I celebrated my 23rd just two months ago. Not so bad, right? Wrong. For my birthday this year, I wanted nothing more than to enjoy a day off from work sleeping in, then to go out to eat with my boyfriend at a fancy restaurant. He took me to dinner at Mario’s, where I had the most delicious tasting ravioli of my life. He even bought me cheesecake for desert. We went home to share our cheesecake, and a bottle of wine, where we found ourselves on the couch watching a Sex and the City marathon. 10 p.m. rolled around and I was already falling asleep, nowhere near in the mood to hit the bars and clubs to celebrate my day as I’d done for the past two birthdays.
Though I got some strange looks and a few rude comments from my friends, I enjoyed this birthday the more than previous years. I ate incredible food, spent time with those closest to me, and the best part was, I woke up the next morning hang over free, and able to remember everything that happened the day before.
My birthday isn’t the only occasion from this year that’s made me realize that I’m getting f-ing old. Last night Andrew and I went to the bars to visit with one of his college roommates who is in town for the next two weeks. Since we live closest to the local bar scene, we were the first in our group to arrive.
As soon as we entered, we were hit in the face by loud music and a sea of people wearing orange “Drinkfest 2013” t-shirts. It was 8:00. We both looked at each other and complained that it was too early for there to be this many people at a bar that early in the evening, and for it to be so loud in the bar.
Once the crowds, loud music, and drunk people making a horrible attempt at dancing with one another became too much for us, we went across the street to a new, much quieter bar. First, we complained that the drink specials were $1.50 more than the previous bar.
Next thing I know, a bachelorette party runs in, asking several of our friends to sign the Bride-to-be’s inflatable penis. We cracked a few jokes about that and then went back to talking. “What’s my age again?” comes on over the speakers, followed by loud cheers and screams from the Bride and her friends. Enter the “woo girls“.

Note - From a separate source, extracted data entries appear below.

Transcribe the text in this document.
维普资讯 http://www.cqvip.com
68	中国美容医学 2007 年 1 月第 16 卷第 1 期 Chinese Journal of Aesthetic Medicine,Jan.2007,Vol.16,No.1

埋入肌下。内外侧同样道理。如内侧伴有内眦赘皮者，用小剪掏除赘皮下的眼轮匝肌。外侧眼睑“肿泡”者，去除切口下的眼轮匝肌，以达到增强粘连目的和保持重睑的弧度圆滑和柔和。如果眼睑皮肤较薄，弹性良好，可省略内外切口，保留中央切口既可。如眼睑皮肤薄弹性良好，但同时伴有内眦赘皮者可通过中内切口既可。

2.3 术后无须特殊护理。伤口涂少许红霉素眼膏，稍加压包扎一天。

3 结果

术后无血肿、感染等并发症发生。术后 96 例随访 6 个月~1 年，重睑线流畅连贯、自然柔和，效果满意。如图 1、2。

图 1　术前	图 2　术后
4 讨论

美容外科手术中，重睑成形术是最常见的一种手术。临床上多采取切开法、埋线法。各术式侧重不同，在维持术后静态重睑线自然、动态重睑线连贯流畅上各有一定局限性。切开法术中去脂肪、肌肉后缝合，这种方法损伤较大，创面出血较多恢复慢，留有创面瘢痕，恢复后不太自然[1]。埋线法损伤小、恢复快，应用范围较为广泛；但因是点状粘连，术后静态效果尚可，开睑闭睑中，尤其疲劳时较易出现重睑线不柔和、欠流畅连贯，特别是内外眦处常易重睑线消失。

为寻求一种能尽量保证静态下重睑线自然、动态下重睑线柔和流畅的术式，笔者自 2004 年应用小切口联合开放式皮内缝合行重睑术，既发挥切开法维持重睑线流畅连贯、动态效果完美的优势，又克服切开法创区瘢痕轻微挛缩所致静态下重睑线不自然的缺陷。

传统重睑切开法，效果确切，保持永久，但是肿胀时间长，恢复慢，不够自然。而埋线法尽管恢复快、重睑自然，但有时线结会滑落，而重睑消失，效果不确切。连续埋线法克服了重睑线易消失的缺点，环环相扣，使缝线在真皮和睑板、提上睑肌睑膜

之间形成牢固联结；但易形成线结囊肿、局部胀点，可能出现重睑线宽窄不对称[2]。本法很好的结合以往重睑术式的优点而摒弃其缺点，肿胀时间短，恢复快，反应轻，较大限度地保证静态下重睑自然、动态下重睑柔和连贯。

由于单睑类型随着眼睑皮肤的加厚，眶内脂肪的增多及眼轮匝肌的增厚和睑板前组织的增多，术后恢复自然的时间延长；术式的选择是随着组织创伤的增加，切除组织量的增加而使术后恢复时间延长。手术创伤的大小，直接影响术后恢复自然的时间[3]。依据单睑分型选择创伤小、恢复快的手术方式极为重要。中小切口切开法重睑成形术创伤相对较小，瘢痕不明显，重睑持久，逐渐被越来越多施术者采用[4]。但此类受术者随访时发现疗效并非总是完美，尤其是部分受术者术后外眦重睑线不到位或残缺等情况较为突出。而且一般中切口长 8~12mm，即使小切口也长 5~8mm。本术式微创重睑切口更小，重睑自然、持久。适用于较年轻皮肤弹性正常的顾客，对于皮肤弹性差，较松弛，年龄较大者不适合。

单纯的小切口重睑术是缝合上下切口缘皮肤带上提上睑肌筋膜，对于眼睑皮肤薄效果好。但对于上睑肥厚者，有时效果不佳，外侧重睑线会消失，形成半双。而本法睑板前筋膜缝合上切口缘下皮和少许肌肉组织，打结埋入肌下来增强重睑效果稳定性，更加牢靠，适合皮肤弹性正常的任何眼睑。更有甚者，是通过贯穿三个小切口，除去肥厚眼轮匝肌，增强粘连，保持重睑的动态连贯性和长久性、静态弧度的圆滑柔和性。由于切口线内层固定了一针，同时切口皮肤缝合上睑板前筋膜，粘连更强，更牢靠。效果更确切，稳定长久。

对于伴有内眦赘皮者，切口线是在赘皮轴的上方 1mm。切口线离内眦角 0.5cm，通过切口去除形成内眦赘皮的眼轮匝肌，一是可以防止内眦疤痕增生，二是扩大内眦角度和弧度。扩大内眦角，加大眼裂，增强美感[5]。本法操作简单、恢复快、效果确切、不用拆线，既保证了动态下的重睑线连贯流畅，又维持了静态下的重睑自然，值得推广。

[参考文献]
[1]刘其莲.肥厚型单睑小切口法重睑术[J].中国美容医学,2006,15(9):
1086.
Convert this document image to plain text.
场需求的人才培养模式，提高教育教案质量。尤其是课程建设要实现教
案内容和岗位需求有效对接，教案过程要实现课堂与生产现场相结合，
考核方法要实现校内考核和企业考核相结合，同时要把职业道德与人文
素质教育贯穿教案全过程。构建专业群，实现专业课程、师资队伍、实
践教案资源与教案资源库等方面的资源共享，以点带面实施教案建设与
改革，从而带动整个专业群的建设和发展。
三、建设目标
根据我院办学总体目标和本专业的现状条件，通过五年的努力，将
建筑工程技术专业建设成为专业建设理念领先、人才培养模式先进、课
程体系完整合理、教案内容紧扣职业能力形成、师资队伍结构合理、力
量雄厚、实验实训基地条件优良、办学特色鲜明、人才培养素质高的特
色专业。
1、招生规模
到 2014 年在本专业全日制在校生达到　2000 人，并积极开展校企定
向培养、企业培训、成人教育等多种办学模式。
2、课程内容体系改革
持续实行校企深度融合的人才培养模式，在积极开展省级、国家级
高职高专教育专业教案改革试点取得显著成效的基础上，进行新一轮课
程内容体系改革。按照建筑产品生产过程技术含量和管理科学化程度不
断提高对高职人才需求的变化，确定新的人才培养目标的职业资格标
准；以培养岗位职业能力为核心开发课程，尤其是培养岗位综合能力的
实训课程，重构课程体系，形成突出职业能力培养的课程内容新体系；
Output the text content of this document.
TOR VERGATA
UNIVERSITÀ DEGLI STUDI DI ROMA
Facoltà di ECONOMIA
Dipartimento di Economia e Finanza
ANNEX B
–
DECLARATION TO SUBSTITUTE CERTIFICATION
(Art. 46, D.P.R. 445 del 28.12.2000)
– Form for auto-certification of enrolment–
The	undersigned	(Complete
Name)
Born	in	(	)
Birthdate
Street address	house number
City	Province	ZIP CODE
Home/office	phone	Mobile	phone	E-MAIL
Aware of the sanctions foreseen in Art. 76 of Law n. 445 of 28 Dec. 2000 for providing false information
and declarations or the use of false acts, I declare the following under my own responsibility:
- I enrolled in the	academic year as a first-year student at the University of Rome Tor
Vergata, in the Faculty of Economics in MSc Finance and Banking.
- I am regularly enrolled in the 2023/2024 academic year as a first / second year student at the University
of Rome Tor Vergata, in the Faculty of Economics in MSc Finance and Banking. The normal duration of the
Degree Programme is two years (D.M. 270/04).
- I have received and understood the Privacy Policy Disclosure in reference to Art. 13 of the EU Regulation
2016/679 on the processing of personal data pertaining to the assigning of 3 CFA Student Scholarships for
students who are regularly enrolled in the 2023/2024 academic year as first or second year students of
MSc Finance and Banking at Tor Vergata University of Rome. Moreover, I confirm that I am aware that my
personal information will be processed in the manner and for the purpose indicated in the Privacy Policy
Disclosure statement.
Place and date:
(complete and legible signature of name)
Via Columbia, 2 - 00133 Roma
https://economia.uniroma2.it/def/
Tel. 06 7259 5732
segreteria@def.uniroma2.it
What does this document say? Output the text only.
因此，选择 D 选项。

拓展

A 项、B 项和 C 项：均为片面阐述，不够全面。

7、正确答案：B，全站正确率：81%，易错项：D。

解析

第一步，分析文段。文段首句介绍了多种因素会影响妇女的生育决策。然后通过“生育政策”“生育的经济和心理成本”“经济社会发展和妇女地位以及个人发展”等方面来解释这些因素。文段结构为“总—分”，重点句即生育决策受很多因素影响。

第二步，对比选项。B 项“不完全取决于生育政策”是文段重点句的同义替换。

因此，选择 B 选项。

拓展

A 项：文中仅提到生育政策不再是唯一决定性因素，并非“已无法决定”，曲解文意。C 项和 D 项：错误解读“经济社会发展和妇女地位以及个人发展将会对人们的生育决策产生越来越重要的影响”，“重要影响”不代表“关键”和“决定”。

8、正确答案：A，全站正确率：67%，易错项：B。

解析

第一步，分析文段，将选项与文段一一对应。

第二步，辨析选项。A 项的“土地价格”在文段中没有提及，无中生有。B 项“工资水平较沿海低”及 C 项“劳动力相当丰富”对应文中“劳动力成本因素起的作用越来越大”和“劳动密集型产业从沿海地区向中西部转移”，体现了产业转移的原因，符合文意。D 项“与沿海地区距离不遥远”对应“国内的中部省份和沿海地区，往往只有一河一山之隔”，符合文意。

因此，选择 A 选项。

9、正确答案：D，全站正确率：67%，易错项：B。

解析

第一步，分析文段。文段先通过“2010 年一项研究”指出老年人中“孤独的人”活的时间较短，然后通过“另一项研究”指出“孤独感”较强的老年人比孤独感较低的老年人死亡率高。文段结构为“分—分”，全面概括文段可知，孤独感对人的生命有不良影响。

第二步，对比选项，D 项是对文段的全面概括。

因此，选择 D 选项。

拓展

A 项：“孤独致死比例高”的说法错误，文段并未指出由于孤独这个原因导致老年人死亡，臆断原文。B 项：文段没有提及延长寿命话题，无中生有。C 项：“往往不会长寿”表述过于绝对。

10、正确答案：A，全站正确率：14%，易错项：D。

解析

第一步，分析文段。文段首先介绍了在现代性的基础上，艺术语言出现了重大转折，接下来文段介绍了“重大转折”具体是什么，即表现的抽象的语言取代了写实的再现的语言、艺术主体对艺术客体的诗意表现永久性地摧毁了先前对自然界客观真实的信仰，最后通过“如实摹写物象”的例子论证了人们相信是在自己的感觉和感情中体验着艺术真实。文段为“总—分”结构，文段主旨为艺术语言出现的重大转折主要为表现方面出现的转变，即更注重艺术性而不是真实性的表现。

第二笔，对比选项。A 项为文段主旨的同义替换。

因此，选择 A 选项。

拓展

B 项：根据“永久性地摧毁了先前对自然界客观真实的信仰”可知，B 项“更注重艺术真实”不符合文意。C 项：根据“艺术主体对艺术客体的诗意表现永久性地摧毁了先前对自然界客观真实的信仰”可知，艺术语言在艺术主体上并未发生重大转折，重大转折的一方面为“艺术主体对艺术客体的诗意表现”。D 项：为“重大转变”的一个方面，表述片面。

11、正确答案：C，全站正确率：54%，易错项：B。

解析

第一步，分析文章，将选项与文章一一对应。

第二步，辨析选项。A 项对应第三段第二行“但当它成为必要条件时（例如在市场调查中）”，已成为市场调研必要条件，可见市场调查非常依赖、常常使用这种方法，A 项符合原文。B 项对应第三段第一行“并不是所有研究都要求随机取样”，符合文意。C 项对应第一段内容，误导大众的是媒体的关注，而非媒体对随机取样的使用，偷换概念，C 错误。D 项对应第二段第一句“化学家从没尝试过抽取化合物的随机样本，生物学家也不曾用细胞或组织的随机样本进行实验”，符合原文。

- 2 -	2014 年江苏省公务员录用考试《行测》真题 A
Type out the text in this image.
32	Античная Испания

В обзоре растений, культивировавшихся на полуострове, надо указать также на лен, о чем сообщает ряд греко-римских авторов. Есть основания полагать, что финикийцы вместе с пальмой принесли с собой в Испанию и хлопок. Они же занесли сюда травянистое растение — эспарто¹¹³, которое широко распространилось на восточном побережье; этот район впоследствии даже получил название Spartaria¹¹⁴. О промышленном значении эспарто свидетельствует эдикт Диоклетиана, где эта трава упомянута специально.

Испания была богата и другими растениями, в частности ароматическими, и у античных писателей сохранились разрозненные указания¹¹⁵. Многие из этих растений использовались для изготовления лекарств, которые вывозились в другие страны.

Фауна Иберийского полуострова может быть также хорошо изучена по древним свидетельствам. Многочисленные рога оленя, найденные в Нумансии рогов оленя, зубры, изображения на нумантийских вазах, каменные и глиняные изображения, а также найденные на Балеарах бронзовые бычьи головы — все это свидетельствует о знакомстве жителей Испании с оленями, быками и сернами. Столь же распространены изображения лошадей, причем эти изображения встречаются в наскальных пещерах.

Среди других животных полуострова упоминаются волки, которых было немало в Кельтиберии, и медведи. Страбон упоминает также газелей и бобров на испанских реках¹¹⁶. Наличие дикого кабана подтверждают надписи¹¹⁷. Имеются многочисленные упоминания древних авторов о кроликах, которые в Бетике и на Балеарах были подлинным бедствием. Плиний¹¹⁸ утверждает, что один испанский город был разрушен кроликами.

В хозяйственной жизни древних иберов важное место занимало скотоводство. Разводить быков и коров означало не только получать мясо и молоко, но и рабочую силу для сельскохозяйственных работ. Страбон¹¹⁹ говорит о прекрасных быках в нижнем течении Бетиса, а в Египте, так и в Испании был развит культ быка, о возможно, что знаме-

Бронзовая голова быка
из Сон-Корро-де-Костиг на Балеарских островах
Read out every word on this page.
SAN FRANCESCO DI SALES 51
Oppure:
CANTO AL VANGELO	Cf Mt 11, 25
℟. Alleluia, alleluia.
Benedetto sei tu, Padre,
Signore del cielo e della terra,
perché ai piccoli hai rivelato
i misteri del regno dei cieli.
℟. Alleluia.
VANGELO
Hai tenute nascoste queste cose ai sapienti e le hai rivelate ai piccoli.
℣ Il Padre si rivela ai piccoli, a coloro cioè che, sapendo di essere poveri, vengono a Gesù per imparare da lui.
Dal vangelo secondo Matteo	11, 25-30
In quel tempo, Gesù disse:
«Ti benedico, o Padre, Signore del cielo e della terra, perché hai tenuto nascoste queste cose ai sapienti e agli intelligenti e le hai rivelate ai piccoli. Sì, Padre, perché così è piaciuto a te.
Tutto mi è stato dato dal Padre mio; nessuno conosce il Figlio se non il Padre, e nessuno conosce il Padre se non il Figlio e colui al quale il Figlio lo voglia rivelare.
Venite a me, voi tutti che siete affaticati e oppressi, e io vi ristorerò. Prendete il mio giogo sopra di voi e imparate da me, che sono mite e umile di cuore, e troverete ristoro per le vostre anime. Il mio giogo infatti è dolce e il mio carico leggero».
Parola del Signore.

Andrew and I glanced at each other, immediately annoyed at how we both managed to make the How I Met Your Mother connection in less than 30 seconds.
Some of the other things from last night that made me realize we’re getting f-ing old:
- I asked a friend’s wife to show us pictures of their baby
- I asked if the same friends would be bringing their baby to a party we’ll be at next weekend so that we could finally meet her.
- Andrew didn’t even blink when several guys hit on me at the bar.
- Underaged kids, I mean seriously underaged somehow made it into the bar with their fake ID’s and took over our beer pong game. (Was it really 5 years ago that I had a fake ID and giggled with my friends over how we made it past the bouncers?)
- Laughing with another friend over the drink choices of a 17-year-old. You’re a guy, and you’re seriously walking around having people try your really “yummy, green fruity drink?”
- Talking babies, weddings and houses with friends
- Encouraging a sorority sister to go out and have fun, because I was actually out doing the same thing for once
- Leaving the bar by midnight to go home and go to bed.
I’m sitting here, typing this at 3 p.m. on a Sunday, with the worst hangover in the world, not even sure if this post is appropriate to share with the world, or even if it’s all that relevant to anyone but me. However, college Mily is looking at me, shaking their heads at how I can be so old, at so young.
Hey, on the bright side, I won the only game of darts that Andrew and I played last night. That’s something that college Allie was never able to accomplish. Maybe being old isn’t so bad?